“Okay,” she said. “One minute at a time.”
“Hey Sergeant, come take a look at this,” Fisher said.
She accepted the binoculars and looked. She paled.
“Walking around like they own the place,” Gray said. “Goddamn scumbags.”
“It’s Boston in name only now,” Brown said. “They’re everywhere.”
“We should drop a nuke and be done with it.”
Wade couldn’t see past the others. “What’s going on?”
She handed the binoculars to him. “Take a look, Wade. There. See them?”
He did. A vast parade marched through the burned-out wrecks scattered along Western Avenue. Several hundred strong, it was an army of the mad. Some were naked and painted in blood. Others wore scalps and necklaces of ears and masks of human flesh. It was impossible to recognize them as Americans, people who just weeks ago were lawyers, bank tellers, janitors and waitresses. The Klowns looked more like an ancient tribe of cannibals. It was hard to even recognize some of these self-mutilated things as human beings except for the constant laughter. They dragged screaming men and women on leashes. They waved hatchets and torches and chainsaws and human heads.
Wade handed the binoculars to Fisher. He’d seen enough.
The crazies owned the downtown core, and they were migrating outward.
Pretty soon, it was all going to be over.
“All” as in civilization.
TWENTY-THREE.
LT. COLONEL PRINCE admired a framed article on the wall of his tiny office. He took it with him on every mission. The article, published in The New York Times, described his battalion’s operations in the Korengal Valley. That year, seventy percent of the fighting in Afghanistan had been in that valley near the border with Pakistan, where Taliban and foreign fighters came to shoot at the infidels. His boys took the brunt of it, but they gave more than they got. Conventional doctrine, aggressive action, flawless execution. The article referred to him as Fighting Joe.
He opened the door and passed the worried staff sergeants and radio operators frantically calling units in the field. He left the command trailer and was surprised to see it was dusk. He’d completely lost track of the time. Time warped inside the trailer, where crisis set the schedule and the days blurred together. He couldn’t remember the last time he’d eaten in the dining facility. The trailer looked so small from the outside. Standing there, he found it difficult to believe that the air-conditioned box held so much bullshit.
Hanscom Air Force Base had been home to three thousand airmen, all of whom had been relocated south except for a token company and a military police platoon. The sprawling facility included hangars, administrative facilities, barracks and other buildings. It had been well guarded before the plague, but it was no fortress. Prince had created a new perimeter of Hescos—massive burlap sacks filled with tons of dirt—to serve as walls, their tops lined with concertina wire.

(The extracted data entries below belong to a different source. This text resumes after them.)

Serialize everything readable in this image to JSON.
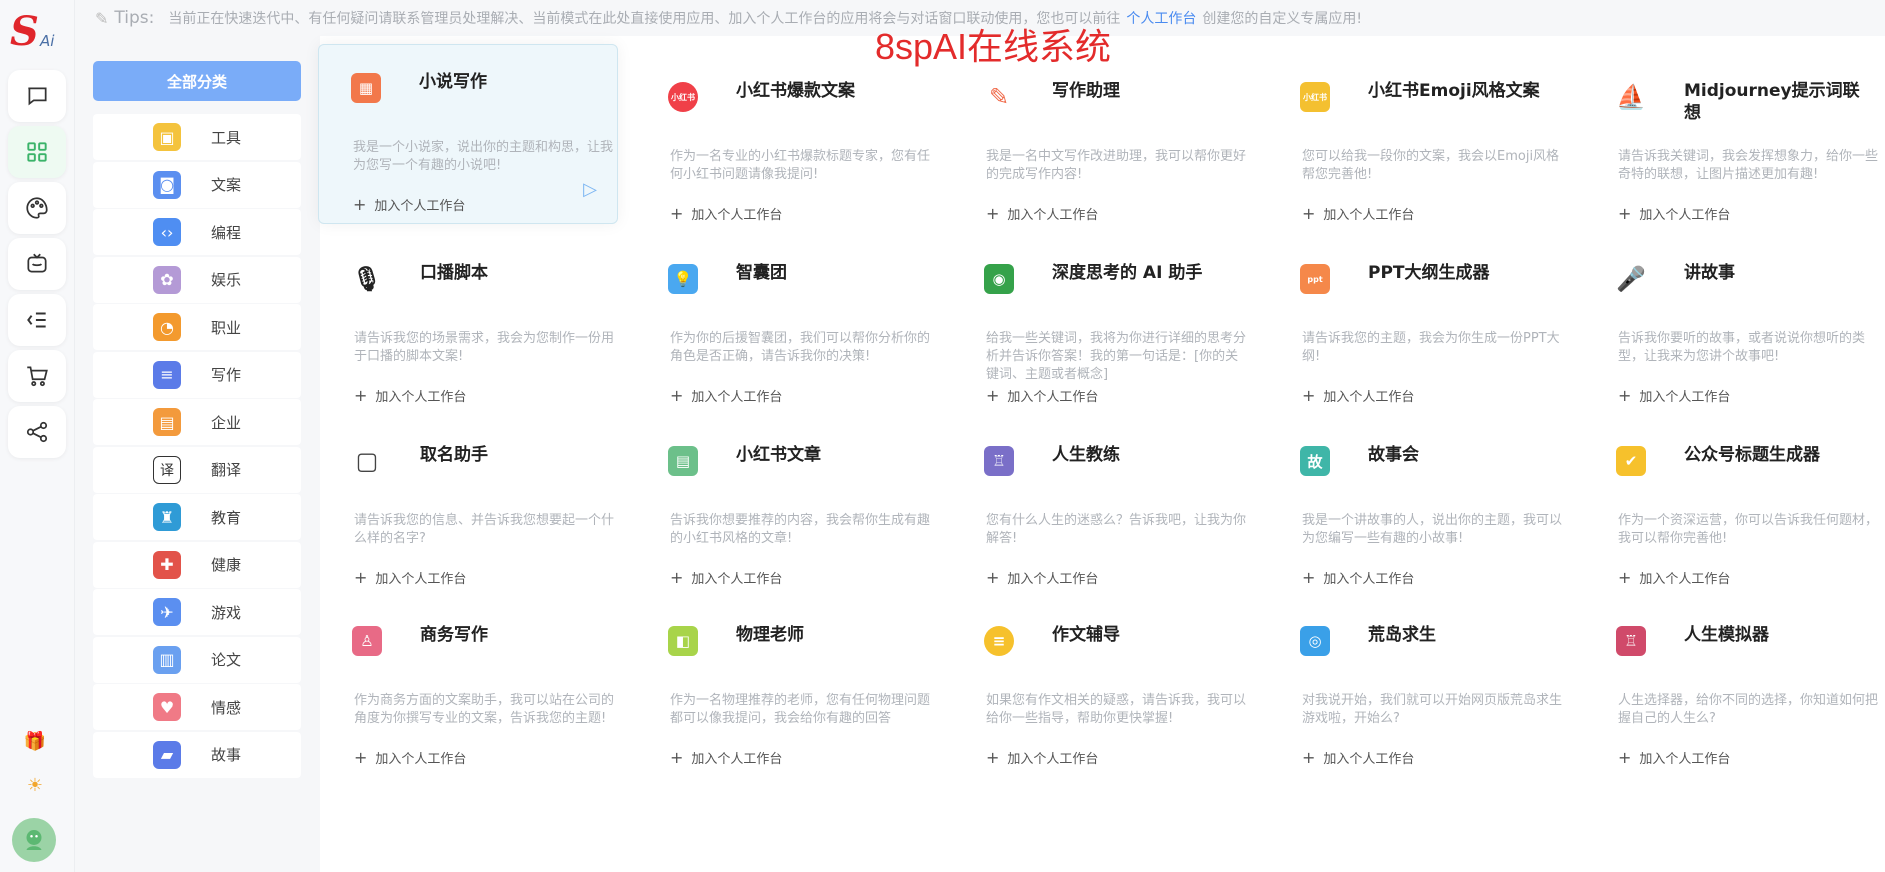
{
  "logo": {
    "letter": "S",
    "sub": "Ai"
  },
  "tips": {
    "lead": "Tips:",
    "text": "当前正在快速迭代中、有任何疑问请联系管理员处理解决、当前模式在此处直接使用应用、加入个人工作台的应用将会与对话窗口联动使用，您也可以前往",
    "link": "个人工作台",
    "tail": "创建您的自定义专属应用!"
  },
  "watermark": "8spAI在线系统",
  "rail": [
    {
      "name": "chat-icon"
    },
    {
      "name": "apps-grid-icon",
      "active": true
    },
    {
      "name": "palette-icon"
    },
    {
      "name": "robot-box-icon"
    },
    {
      "name": "list-indent-icon"
    },
    {
      "name": "cart-icon"
    },
    {
      "name": "share-icon"
    }
  ],
  "categories": {
    "all_label": "全部分类",
    "items": [
      {
        "label": "工具",
        "icon": "toolbox-icon",
        "color": "#f4c33d",
        "glyph": "▣"
      },
      {
        "label": "文案",
        "icon": "lock-doc-icon",
        "color": "#5b8ff0",
        "glyph": "◙"
      },
      {
        "label": "编程",
        "icon": "code-monitor-icon",
        "color": "#4f8ef2",
        "glyph": "‹›"
      },
      {
        "label": "娱乐",
        "icon": "entertainment-icon",
        "color": "#b49ad6",
        "glyph": "✿"
      },
      {
        "label": "职业",
        "icon": "career-clock-icon",
        "color": "#f39a2e",
        "glyph": "◔"
      },
      {
        "label": "写作",
        "icon": "writing-doc-icon",
        "color": "#5b7be8",
        "glyph": "≡"
      },
      {
        "label": "企业",
        "icon": "building-icon",
        "color": "#f39a3c",
        "glyph": "▤"
      },
      {
        "label": "翻译",
        "icon": "translate-icon",
        "color": "#333333",
        "glyph": "译"
      },
      {
        "label": "教育",
        "icon": "education-icon",
        "color": "#2f9bd6",
        "glyph": "♜"
      },
      {
        "label": "健康",
        "icon": "health-icon",
        "color": "#e2534a",
        "glyph": "✚"
      },
      {
        "label": "游戏",
        "icon": "game-icon",
        "color": "#5b8ff0",
        "glyph": "✈"
      },
      {
        "label": "论文",
        "icon": "paper-icon",
        "color": "#6aa0f0",
        "glyph": "▥"
      },
      {
        "label": "情感",
        "icon": "heart-icon",
        "color": "#f07a86",
        "glyph": "♥"
      },
      {
        "label": "故事",
        "icon": "story-book-icon",
        "color": "#5b7be8",
        "glyph": "▰"
      }
    ]
  },
  "add_label": "加入个人工作台",
  "cards": [
    {
      "title": "小说写作",
      "desc": "我是一个小说家，说出你的主题和构思，让我为您写一个有趣的小说吧!",
      "icon": "novel-icon",
      "color": "#f2784b",
      "glyph": "▦",
      "highlight": true
    },
    {
      "title": "小红书爆款文案",
      "desc": "作为一名专业的小红书爆款标题专家，您有任何小红书问题请像我提问!",
      "icon": "xiaohongshu-icon",
      "color": "#f04048",
      "glyph": "小红书"
    },
    {
      "title": "写作助理",
      "desc": "我是一名中文写作改进助理，我可以帮你更好的完成写作内容!",
      "icon": "edit-icon",
      "color": "#f06a4a",
      "glyph": "✎"
    },
    {
      "title": "小红书Emoji风格文案",
      "desc": "您可以给我一段你的文案，我会以Emoji风格帮您完善他!",
      "icon": "xiaohongshu-emoji-icon",
      "color": "#f4c030",
      "glyph": "小红书"
    },
    {
      "title": "Midjourney提示词联想",
      "desc": "请告诉我关键词，我会发挥想象力，给你一些奇特的联想，让图片描述更加有趣!",
      "icon": "sailboat-icon",
      "color": "#333333",
      "glyph": "⛵"
    },
    {
      "title": "口播脚本",
      "desc": "请告诉我您的场景需求，我会为您制作一份用于口播的脚本文案!",
      "icon": "microphone-icon",
      "color": "#222222",
      "glyph": "🎙"
    },
    {
      "title": "智囊团",
      "desc": "作为你的后援智囊团，我们可以帮你分析你的角色是否正确，请告诉我你的决策!",
      "icon": "lightbulb-icon",
      "color": "#4aa8f0",
      "glyph": "💡"
    },
    {
      "title": "深度思考的 AI 助手",
      "desc": "给我一些关键词，我将为你进行详细的思考分析并告诉你答案！我的第一句话是：[你的关键词、主题或者概念]",
      "icon": "ai-robot-icon",
      "color": "#35a24a",
      "glyph": "◉"
    },
    {
      "title": "PPT大纲生成器",
      "desc": "请告诉我您的主题，我会为你生成一份PPT大纲!",
      "icon": "ppt-icon",
      "color": "#f5884a",
      "glyph": "ppt"
    },
    {
      "title": "讲故事",
      "desc": "告诉我你要听的故事，或者说说你想听的类型，让我来为您讲个故事吧!",
      "icon": "mic-story-icon",
      "color": "#444444",
      "glyph": "🎤"
    },
    {
      "title": "取名助手",
      "desc": "请告诉我您的信息、并告诉我您想要起一个什么样的名字?",
      "icon": "name-card-icon",
      "color": "#444444",
      "glyph": "▢"
    },
    {
      "title": "小红书文章",
      "desc": "告诉我你想要推荐的内容，我会帮你生成有趣的小红书风格的文章!",
      "icon": "notebook-icon",
      "color": "#6cc08a",
      "glyph": "▤"
    },
    {
      "title": "人生教练",
      "desc": "您有什么人生的迷惑么？告诉我吧，让我为你解答!",
      "icon": "lighthouse-icon",
      "color": "#7a6fc8",
      "glyph": "♖"
    },
    {
      "title": "故事会",
      "desc": "我是一个讲故事的人，说出你的主题，我可以为您编写一些有趣的小故事!",
      "icon": "story-board-icon",
      "color": "#3fb6a8",
      "glyph": "故"
    },
    {
      "title": "公众号标题生成器",
      "desc": "作为一个资深运营，你可以告诉我任何题材，我可以帮你完善他!",
      "icon": "badge-check-icon",
      "color": "#f6c12c",
      "glyph": "✔"
    },
    {
      "title": "商务写作",
      "desc": "作为商务方面的文案助手，我可以站在公司的角度为你撰写专业的文案，告诉我您的主题!",
      "icon": "business-doc-icon",
      "color": "#e86a86",
      "glyph": "♙"
    },
    {
      "title": "物理老师",
      "desc": "作为一名物理推荐的老师，您有任何物理问题都可以像我提问，我会给你有趣的回答",
      "icon": "physics-book-icon",
      "color": "#a8d44a",
      "glyph": "◧"
    },
    {
      "title": "作文辅导",
      "desc": "如果您有作文相关的疑惑，请告诉我，我可以给你一些指导，帮助你更快掌握!",
      "icon": "essay-icon",
      "color": "#f6c12c",
      "glyph": "≡"
    },
    {
      "title": "荒岛求生",
      "desc": "对我说开始，我们就可以开始网页版荒岛求生游戏啦，开始么?",
      "icon": "lifebuoy-icon",
      "color": "#3aa0e8",
      "glyph": "◎"
    },
    {
      "title": "人生模拟器",
      "desc": "人生选择器，给你不同的选择，你知道如何把握自己的人生么?",
      "icon": "tower-icon",
      "color": "#d04a6a",
      "glyph": "♖"
    }
  ]
}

Mark19s provided overwatch in wood guard towers. Machine guns behind piles of sandbags guarded the entrances. They’d all seen action in the past few days.
Prince strolled the perimeter, passing trucks and Humvees, water bladders and generators. He saw every detail with perfect clarity. The disappearance of his headache was like the lifting of a heavy siege. For the first time in weeks, he could see and think clearly without the painful red fog in the way. He felt a surge of love for all of it. He’d been a soldier his whole life. A sergeant barked at his boys to gear up and get their shit on, they had work to do. Another sergeant dressed his squad for action. Prince liked what he saw; things were humming. Apaches spooled up on the runway. One of the great beasts lunged into the hot air on thumping rotors. The wash sent a wave of litter rolling toward Prince’s feet. He frowned at an MRE wrapper fluttering past as if it were a crack in a dam; somebody was going to have to clean this shit up. A machine gun thudded in the distance. To the east, Boston burned.

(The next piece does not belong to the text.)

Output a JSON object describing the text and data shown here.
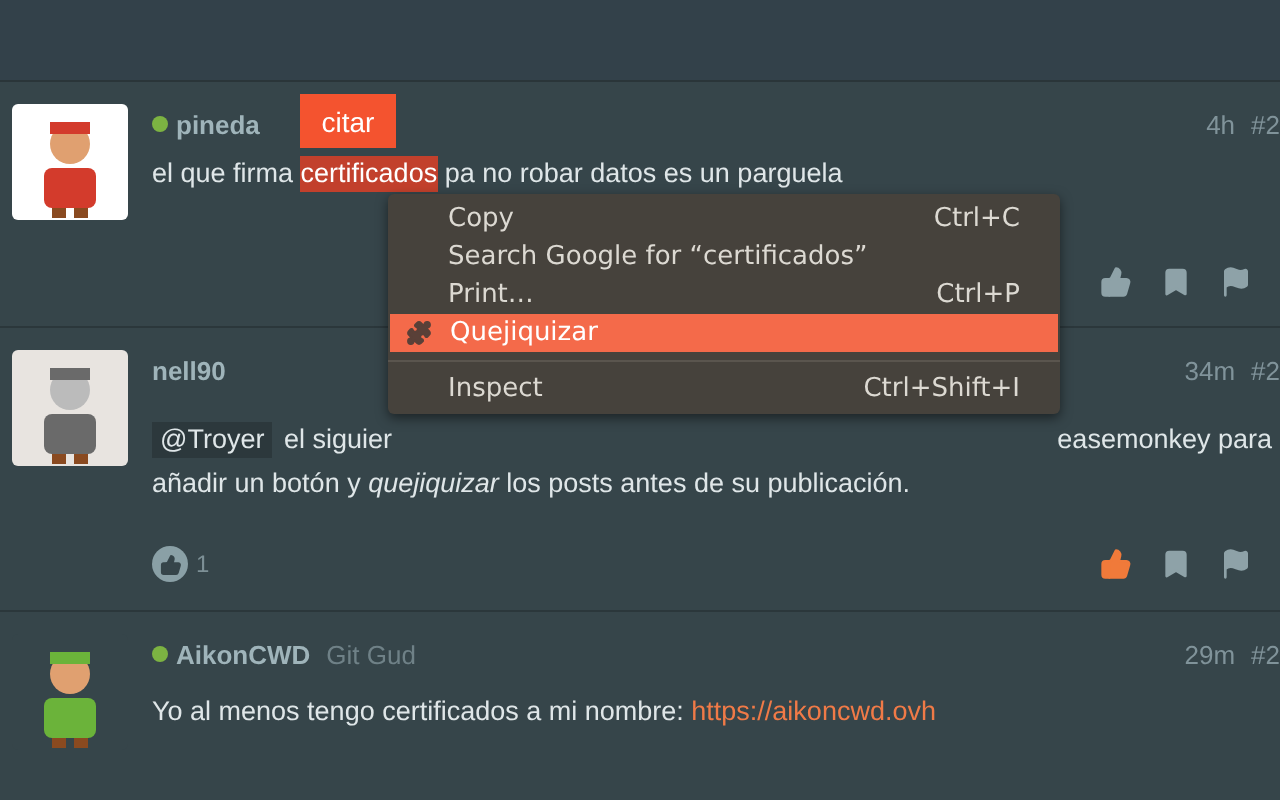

At the east entrance, he passed several soldiers just returned from a patrol. One of them stood hunched over, hands on his knees, hyperventilating while the others tried to calm him. They nudged each other as their commanding officer approached.
Prince crouched in front of the gasping man. Man, hell. He was just a kid like all the rest. His boys weren’t machines. They were people. But like machines, they broke.
“You’re all right now, son.”
“Sorry,” the kid gasped, “sir.”
“No shame in it. Let it out.” Prince gripped the soldier’s shoulder. He held on for a moment, as if he could transfer his strength into the boy. When he withdrew his hand, he saw the crossed swords of the Tenth Mountain patch. Climb to Glory.